Dida Sampaio/Estadão
Dida Sampaio/Estadão

Não há crise interna na Petrobrás, afirma ministro

Gilberto Carvalho compara cenário envolvendo estatal ao mensalão e vê exploração política no caso

Igor Gadelha, O Estado de S. Paulo

11 de agosto de 2014 | 12h05

São Paulo - O ministro-chefe da Secretaria Geral da Presidência da República, Gilberto Carvalho, negou haver movimento dentro da Petrobrás contra a atual presidente da estatal, Maria das Graças Foster. Em entrevista à imprensa antes de participar de aula pública com alunos da Faculdade de Direito da USP, na manhã desta segunda-feira, 11, o ministro avaliou que há uma exploração eleitoral dos problemas da empresa.

"Não vejo esse clima (de crise interna). Pode ter gente menos satisfeita ou mais satisfeita. Mas a empresa continua investindo pesado, tocando o barco", afirmou. Para ele, os problemas pelos quais a Petrobrás passa são "normais" de qualquer empresa.

No domingo, 10, a presidente Dilma Rousseff convocou uma entrevista coletiva e definiu como "factoides" as suspeitas que envolvem negócios, dirigentes e ex-dirigentes da estatal. "Misturar eleição com a maior empresa de petróleo do País não é correto e não mostra nenhuma maturidade", afirmou. A Petrobrás tornou-se foco de debates desde que o Estado revelou que Dilma autorizou a compra da refinaria de Pasadena, quando presidia o conselho da estatal.

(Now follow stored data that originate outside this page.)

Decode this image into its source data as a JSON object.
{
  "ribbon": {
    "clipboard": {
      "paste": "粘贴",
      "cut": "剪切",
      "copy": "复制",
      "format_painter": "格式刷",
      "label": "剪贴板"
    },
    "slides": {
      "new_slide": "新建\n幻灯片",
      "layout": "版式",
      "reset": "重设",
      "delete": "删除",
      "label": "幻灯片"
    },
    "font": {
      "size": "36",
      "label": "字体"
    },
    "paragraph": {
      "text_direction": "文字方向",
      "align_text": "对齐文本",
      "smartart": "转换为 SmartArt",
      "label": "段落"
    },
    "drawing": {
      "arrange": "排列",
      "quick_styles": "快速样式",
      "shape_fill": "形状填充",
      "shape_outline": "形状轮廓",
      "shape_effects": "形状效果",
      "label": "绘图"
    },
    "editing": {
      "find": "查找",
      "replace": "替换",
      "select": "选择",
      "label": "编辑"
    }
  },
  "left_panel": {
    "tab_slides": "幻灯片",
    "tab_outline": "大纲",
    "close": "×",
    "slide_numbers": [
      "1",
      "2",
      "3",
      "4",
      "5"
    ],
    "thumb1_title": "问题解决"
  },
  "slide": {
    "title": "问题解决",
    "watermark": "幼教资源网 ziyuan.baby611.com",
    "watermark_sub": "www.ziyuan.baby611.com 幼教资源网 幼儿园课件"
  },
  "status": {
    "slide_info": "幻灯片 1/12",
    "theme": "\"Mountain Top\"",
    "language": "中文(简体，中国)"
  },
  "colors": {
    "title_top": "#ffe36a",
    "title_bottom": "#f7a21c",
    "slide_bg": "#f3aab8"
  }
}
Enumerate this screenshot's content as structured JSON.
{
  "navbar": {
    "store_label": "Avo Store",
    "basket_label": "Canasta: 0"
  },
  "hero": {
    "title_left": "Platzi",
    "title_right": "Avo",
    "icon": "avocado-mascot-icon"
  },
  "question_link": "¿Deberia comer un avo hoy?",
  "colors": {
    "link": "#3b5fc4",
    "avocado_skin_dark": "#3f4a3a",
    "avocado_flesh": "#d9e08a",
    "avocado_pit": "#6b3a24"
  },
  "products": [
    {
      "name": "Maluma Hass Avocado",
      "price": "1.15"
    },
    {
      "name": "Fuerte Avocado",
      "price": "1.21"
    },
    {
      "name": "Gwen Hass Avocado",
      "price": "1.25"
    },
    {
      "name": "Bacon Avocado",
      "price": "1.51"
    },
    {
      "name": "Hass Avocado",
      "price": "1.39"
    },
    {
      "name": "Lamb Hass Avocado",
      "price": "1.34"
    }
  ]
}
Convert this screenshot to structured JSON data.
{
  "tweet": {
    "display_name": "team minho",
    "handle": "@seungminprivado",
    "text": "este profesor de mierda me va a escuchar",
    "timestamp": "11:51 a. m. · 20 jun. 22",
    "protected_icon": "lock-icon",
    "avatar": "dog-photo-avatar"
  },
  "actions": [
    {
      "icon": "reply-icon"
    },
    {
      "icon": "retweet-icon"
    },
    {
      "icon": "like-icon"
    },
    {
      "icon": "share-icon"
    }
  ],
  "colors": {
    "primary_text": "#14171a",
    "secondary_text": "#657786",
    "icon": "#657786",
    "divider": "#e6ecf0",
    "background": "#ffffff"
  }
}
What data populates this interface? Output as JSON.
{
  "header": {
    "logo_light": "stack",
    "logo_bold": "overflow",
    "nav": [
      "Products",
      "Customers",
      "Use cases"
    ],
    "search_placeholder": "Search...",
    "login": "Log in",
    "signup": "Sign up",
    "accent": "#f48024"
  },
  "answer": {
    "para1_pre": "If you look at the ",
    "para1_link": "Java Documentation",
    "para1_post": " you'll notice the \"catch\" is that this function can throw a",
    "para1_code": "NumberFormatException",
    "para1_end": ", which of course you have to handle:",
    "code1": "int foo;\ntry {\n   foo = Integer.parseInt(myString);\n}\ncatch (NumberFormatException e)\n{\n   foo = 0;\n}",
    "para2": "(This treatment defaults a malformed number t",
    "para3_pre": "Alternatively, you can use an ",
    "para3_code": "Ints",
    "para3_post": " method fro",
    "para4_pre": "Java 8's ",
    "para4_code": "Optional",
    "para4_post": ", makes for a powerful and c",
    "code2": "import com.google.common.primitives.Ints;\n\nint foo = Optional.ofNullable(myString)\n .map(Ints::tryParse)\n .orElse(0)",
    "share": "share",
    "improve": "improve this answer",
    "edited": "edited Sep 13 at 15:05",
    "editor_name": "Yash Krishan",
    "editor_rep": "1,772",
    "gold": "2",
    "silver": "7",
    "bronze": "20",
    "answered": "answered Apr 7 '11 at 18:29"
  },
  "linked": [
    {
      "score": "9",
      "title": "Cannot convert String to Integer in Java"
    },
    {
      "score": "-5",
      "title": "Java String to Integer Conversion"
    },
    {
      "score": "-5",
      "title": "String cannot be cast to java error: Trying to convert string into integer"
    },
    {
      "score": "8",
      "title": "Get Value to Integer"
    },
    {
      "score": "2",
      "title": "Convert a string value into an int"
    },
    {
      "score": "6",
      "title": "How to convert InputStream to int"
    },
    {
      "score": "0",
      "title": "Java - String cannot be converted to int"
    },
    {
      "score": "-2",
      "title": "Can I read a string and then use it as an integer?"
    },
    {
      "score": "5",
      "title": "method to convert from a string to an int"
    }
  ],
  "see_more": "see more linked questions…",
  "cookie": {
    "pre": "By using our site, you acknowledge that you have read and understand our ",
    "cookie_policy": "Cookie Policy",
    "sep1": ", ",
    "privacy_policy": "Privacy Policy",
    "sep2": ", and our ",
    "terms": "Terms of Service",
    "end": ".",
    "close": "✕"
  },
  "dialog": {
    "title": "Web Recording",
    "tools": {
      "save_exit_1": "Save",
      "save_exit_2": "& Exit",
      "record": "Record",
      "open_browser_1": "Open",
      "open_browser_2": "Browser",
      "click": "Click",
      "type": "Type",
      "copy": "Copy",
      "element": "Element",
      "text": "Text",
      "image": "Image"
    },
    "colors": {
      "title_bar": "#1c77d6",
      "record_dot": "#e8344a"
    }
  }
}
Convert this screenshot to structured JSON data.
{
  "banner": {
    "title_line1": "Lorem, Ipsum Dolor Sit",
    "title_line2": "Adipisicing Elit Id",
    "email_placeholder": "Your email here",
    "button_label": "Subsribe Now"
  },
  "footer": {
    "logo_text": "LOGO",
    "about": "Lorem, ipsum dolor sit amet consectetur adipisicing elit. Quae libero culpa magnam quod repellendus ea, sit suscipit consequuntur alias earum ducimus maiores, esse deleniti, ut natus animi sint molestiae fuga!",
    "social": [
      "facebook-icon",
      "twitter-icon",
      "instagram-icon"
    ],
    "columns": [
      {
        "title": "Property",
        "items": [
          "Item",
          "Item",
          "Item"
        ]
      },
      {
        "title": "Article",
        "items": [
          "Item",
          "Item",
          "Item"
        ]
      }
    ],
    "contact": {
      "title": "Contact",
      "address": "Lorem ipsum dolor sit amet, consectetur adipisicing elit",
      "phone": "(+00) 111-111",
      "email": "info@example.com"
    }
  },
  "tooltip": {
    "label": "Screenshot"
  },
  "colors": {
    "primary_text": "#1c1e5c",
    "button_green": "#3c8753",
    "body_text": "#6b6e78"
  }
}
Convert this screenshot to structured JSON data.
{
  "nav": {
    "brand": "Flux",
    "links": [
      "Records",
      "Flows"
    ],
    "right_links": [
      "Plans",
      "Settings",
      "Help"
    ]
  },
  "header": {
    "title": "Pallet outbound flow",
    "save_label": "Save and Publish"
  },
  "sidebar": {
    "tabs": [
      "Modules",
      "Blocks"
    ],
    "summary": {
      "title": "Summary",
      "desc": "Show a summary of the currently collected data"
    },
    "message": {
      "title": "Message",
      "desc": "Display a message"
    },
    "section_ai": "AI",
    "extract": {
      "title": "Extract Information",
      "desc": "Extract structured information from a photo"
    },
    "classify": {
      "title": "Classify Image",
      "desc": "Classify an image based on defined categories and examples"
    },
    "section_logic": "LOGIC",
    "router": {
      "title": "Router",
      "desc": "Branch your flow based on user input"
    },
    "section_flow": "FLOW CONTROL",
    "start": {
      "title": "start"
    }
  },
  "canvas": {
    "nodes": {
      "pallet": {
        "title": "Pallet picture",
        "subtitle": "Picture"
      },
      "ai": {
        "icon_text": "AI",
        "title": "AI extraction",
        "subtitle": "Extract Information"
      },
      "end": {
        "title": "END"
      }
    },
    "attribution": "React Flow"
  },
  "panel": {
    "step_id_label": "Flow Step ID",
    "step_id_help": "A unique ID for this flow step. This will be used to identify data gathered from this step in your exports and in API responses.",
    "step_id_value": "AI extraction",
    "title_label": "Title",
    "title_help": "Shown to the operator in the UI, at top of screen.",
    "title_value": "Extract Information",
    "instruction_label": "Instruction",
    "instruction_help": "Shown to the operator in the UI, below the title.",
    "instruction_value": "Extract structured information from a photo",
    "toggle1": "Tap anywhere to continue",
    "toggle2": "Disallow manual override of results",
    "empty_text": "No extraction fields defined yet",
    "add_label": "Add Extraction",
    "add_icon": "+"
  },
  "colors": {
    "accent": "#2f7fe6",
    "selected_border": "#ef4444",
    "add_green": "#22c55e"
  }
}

Desde então, a estatal é alvo de duas comissões de inquérito no Congresso e o Tribunal de Contas da União estimou prejuízo de US$ 792,3 milhões com o negócio. Onze dirigentes e ex-dirigentes foram apontados entre os possíveis responsáveis pelo episódio. A atual presidente da estatal, Graça Foster, não foi incluída mas TCU avalia suas eventuais responsabilidades na compra de Pasadena. A presidente Dilma Rousseff e o Conselho de Administração foram excluídos da relação de responsáveis pelo prejuízo da estatal.

A Polícia Federal instaurou inquérito ainda para investigar se Graça Foster omitiu do Senado informações relacionadas à negociação e sobre a existência de contratos celebrados pela empresa de seu marido, Colin Foster, com a estatal.

Nesta manhã, Gilberto Carvalho também comparou o cenário atual da estatal à época do escândalo do mensalão, revelado no primeiro mandato do governo Lula. "Na época, o (ex-presidente) Lula chegou e disse: o que eles querem é que a gente pare de trabalhar. Houve aquela espuma toda e nós seguimos trabalhando. Quando a espuma baixou, o povo viu o resultado", contou.